Fortunately, there are steps you can take to protect your website from malware attacks. First, make sure that your website is running the latest version of all software. Second, use a security solution that includes malware scanning and removal features. Finally, keep your security solution up to date and ensure that it is properly configured.
By taking these precautions, you can help protect your website from malware attacks and keep your visitors safe.
How We Do Malware Cleanup
If Malware is ever found we hold an Agency account with Sucuri. Upon reporting any issue with a site Sucuri will complete the following tasks:
- Initial Baseline Scanning
The Incident Response Team immediately runs several scripts to understand your environment. If they find any vulnerable software on your server, FatLab will receive guidance on how to update it.

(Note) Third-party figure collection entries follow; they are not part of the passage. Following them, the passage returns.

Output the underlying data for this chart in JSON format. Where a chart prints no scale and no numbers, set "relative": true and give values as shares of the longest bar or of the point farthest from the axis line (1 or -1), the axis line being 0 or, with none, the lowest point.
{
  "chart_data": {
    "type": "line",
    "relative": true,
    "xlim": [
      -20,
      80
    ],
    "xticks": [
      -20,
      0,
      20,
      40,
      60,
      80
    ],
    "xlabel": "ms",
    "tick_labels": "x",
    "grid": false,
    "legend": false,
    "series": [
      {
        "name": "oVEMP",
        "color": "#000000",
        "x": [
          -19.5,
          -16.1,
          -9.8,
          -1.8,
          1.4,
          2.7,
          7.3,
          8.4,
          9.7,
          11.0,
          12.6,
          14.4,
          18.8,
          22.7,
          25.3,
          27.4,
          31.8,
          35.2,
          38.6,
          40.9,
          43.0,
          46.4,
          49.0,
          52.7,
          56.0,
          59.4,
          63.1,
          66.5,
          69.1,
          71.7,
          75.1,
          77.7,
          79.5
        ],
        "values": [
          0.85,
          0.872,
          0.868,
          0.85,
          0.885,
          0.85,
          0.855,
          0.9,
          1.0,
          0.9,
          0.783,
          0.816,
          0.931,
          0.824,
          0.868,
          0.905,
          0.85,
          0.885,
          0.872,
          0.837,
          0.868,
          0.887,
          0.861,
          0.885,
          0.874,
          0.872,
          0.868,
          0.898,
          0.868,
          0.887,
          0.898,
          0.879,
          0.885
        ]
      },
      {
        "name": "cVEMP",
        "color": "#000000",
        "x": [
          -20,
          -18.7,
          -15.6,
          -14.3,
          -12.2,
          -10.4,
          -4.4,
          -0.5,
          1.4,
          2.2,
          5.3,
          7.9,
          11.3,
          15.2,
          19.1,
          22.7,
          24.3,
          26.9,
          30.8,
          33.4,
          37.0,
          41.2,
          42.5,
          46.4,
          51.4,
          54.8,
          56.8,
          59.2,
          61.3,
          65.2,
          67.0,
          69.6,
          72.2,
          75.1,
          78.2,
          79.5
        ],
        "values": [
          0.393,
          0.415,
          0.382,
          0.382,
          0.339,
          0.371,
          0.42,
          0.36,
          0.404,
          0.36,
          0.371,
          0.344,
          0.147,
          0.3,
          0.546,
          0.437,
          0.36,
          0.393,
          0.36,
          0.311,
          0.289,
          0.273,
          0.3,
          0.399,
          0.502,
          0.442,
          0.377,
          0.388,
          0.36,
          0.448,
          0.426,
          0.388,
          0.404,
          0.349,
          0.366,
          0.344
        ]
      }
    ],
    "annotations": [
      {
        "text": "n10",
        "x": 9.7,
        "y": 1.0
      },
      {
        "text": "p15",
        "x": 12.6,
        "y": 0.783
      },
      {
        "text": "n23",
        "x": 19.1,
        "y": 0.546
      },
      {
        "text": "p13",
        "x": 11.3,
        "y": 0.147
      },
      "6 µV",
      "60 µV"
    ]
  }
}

- Quarantine and Backup Files
They automatically log every file we touch and keep secure backups before making changes. We keep in touch with you during the cleanup and provide a complete report of everything that is found.
- Total Removal and Review
Experienced security analysts and research-driven tools keep Sucuri on top of emerging threats and security issues. Once your website is clean, we submit review requests to remove blocklists.
All of our clients have this service available to them at no additional cost. FatLab will deal with any incident as part of one of our managed WordPress maintenance and hosting plans. Call it insurance.
As anyone who has ever lost data knows, security is important. That’s why it’s critical to have multiple backups of your most important files. This strategy should be used for just about any digital content and your website is no exception.
Whether you’re backing up to a cloud service, a networked drive, or your primary web server, having multiple copies of your data ensures that you’ll always be able to access it, even if one of your backups fails.
There are many different ways to back up your data, and which one you use will depend on your needs. But regardless of how you do it, making sure you have multiple backups is the best way to protect your data against loss.
How we Do Backups (and Backups of Backups)
Our website backup plan will ensure that we can quickly and easily restore your website if it ever falls victim to an attack or otherwise is compromised. It will also give you peace of mind knowing that your website is safe and secure and that you can quickly get it back up and running if something goes wrong.
Backups help to protect your website from security threats and will ensure that we can quickly and easily restore it if something goes wrong. Backups also provide insurance against human error. Human error is by far the most common reason we have to restore backups.
At FatLab we maintain many sets of daily backups that include all files and databases:
- On Server Backups
These backups are held on the same server as your website and hold the last daily backup.
- Off Server Backups
Backups over a day old are moved to another location separate from the main web server to protect against server-side catastrophic loss. These backups are held for a minimum of one week.
- Off Server Backups Part 2
We ALSO have a third-party service that takes a completely independent backup of the website files and database daily. These are held on yet another completely different system for a minimum of 30 days (typically 90 days).